Platelet inhibition is central to the modern management of acute coronary syndromes, but up to one third of patients have a sub-optimal response to drug therapy. Bedside assays can determine the degree of platelet reactivity during treatment but it remains unclear whether the use of such testing to guide therapy leads to improved patient outcomes.
In this multicentre study of 2440 patients scheduled for coronary intervention (approx. 1/3 presenting with an acute coronary syndrome), participants were randomly assigned to platelet-function monitoring, with drug adjustment in patients with a poor response, or to a conventional strategy without monitoring or drug adjustment. For patients in the monitoring group, the VerifyNow P2Y12 and aspirin point-of-care assays were used in the catheterization laboratory before stent implantation and in the outpatient clinic 2 to 4 weeks later. All patients received drug-eluting stents. The primary end point was the composite of death, myocardial infarction, stent thrombosis, stroke, or urgent revascularization 1 year after stent implantation.
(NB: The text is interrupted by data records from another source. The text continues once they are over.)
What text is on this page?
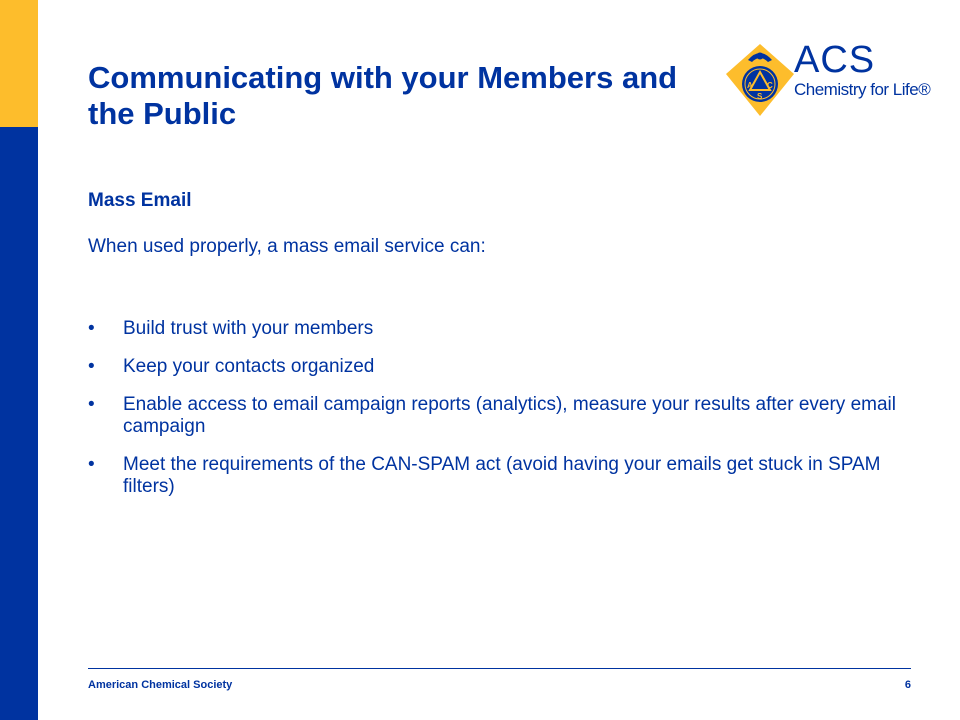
Communicating with your Members and the Public
A C
S

ACS

Chemistry for Life®

Mass Email

When used properly, a mass email service can:

• Build trust with your members
• Keep your contacts organized
• Enable access to email campaign reports (analytics), measure your results after every email campaign
• Meet the requirements of the CAN-SPAM act (avoid having your emails get stuck in SPAM filters)

American Chemical Society	6
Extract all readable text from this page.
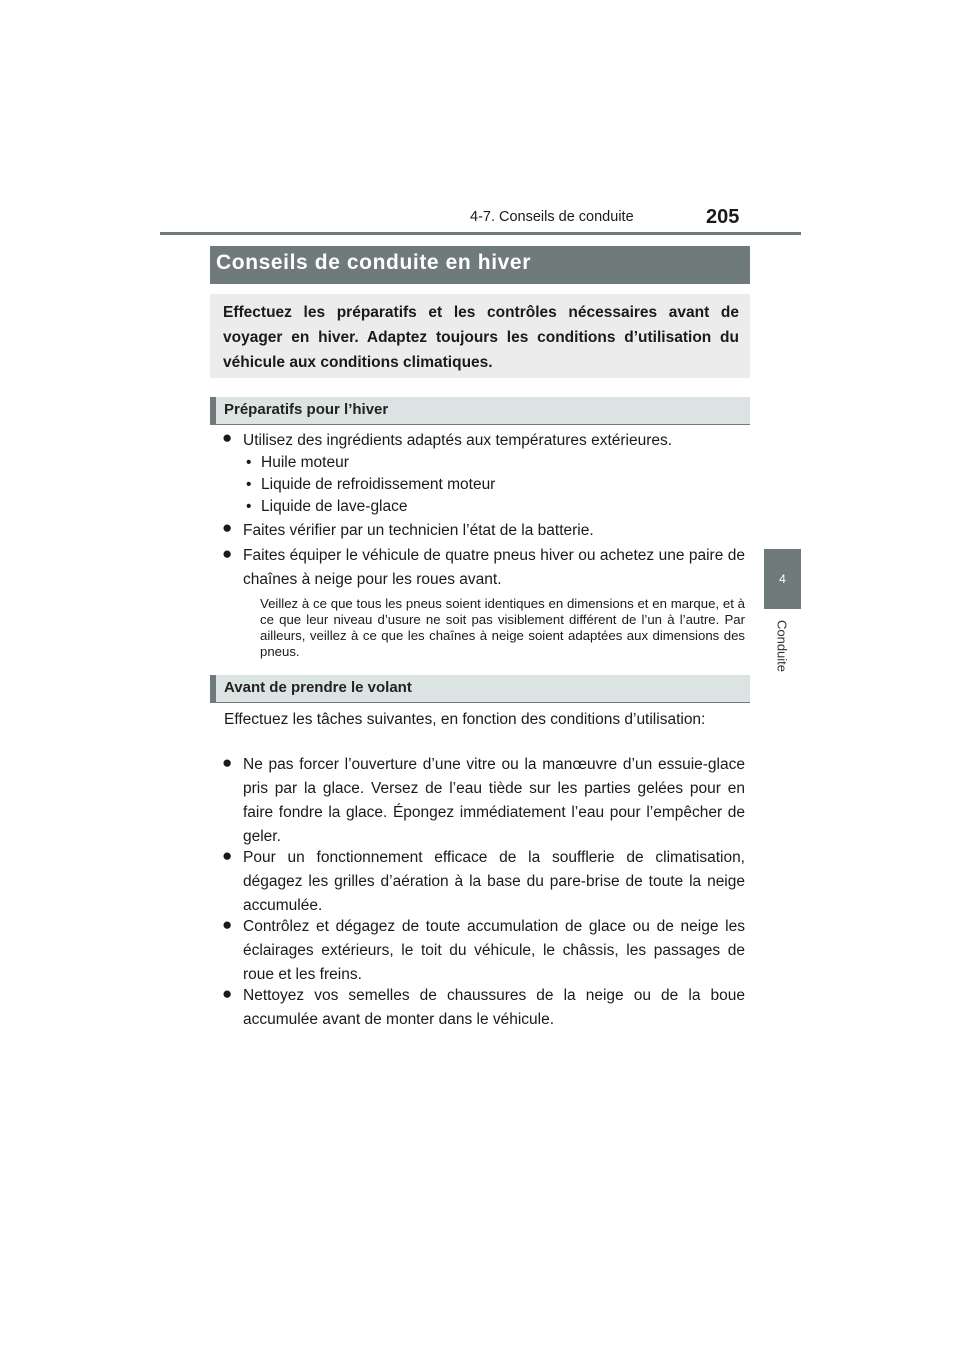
4-7. Conseils de conduite	205
4
Conduite
Conseils de conduite en hiver
Effectuez les préparatifs et les contrôles nécessaires avant de voyager en hiver. Adaptez toujours les conditions d’utilisation du véhicule aux conditions climatiques.
Préparatifs pour l’hiver
● Utilisez des ingrédients adaptés aux températures extérieures.
• Huile moteur
• Liquide de refroidissement moteur
• Liquide de lave-glace
● Faites vérifier par un technicien l’état de la batterie.
● Faites équiper le véhicule de quatre pneus hiver ou achetez une paire de chaînes à neige pour les roues avant.
Veillez à ce que tous les pneus soient identiques en dimensions et en marque, et à ce que leur niveau d’usure ne soit pas visiblement différent de l’un à l’autre. Par ailleurs, veillez à ce que les chaînes à neige soient adaptées aux dimensions des pneus.
Avant de prendre le volant
Effectuez les tâches suivantes, en fonction des conditions d’utilisation:
● Ne pas forcer l’ouverture d’une vitre ou la manœuvre d’un essuie-glace pris par la glace. Versez de l’eau tiède sur les parties gelées pour en faire fondre la glace. Épongez immédiatement l’eau pour l’empêcher de geler.
● Pour un fonctionnement efficace de la soufflerie de climatisation, dégagez les grilles d’aération à la base du pare-brise de toute la neige accumulée.
● Contrôlez et dégagez de toute accumulation de glace ou de neige les éclairages extérieurs, le toit du véhicule, le châssis, les passages de roue et les freins.
● Nettoyez vos semelles de chaussures de la neige ou de la boue accumulée avant de monter dans le véhicule.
In the monitoring group, high platelet reactivity in patients taking clopidogrel (34.5% of patients) or aspirin (7.6%) led to the administration of an additional bolus of clopidogrel, prasugrel, or aspirin along with glycoprotein IIb/IIIa inhibitors during the procedure as per protocol and adjustments to their chronic dosing to meet targets for platelet inhibition. Despite this, there was no benefit seen, with the primary end-point occurring in 34.6% of the patients in the monitoring group, as compared with 31.1% of those in the conventional-treatment group (HR, 1.13; 95% CI, 0.98 to 1.29; P=0.10) with this mainly driven by recurrent myocardial infarction. Results were consistent across sub-groups and the main secondary end point, stent thrombosis or any urgent revascularization, was also no different (4.9% vs. 4.6%; HR, 1.06; 95% CI, 0.74 to 1.52; P=0.77). The rate of major bleeding events did not differ significantly between groups.
In the largest study of its kind to date, point of care platelet reactivity testing was not helpful, with no significant improvements in clinical outcomes with treatment adjustment according to testing, as compared with standard antiplatelet therapy without monitoring.
- Collet JP, Cuisset T, Rangé G, Cayla G, Elhadad S, Pouillot C, Henry P, Motreff P, Carrié D, Boueri Z, Belle L, Van Belle E, Rousseau H, Aubry P, Monségu J, Sabouret P, O’Connor SA, Abtan J, Kerneis M, Saint-Etienne C, Barthélémy O, Beygui F, Silvain J, Vicaut E, Montalescot G; ARCTIC Investigators. Bedside monitoring to adjust antiplatelet therapy for coronary stenting. N Engl J Med. 2012 Nov 29;367(22):2100-9.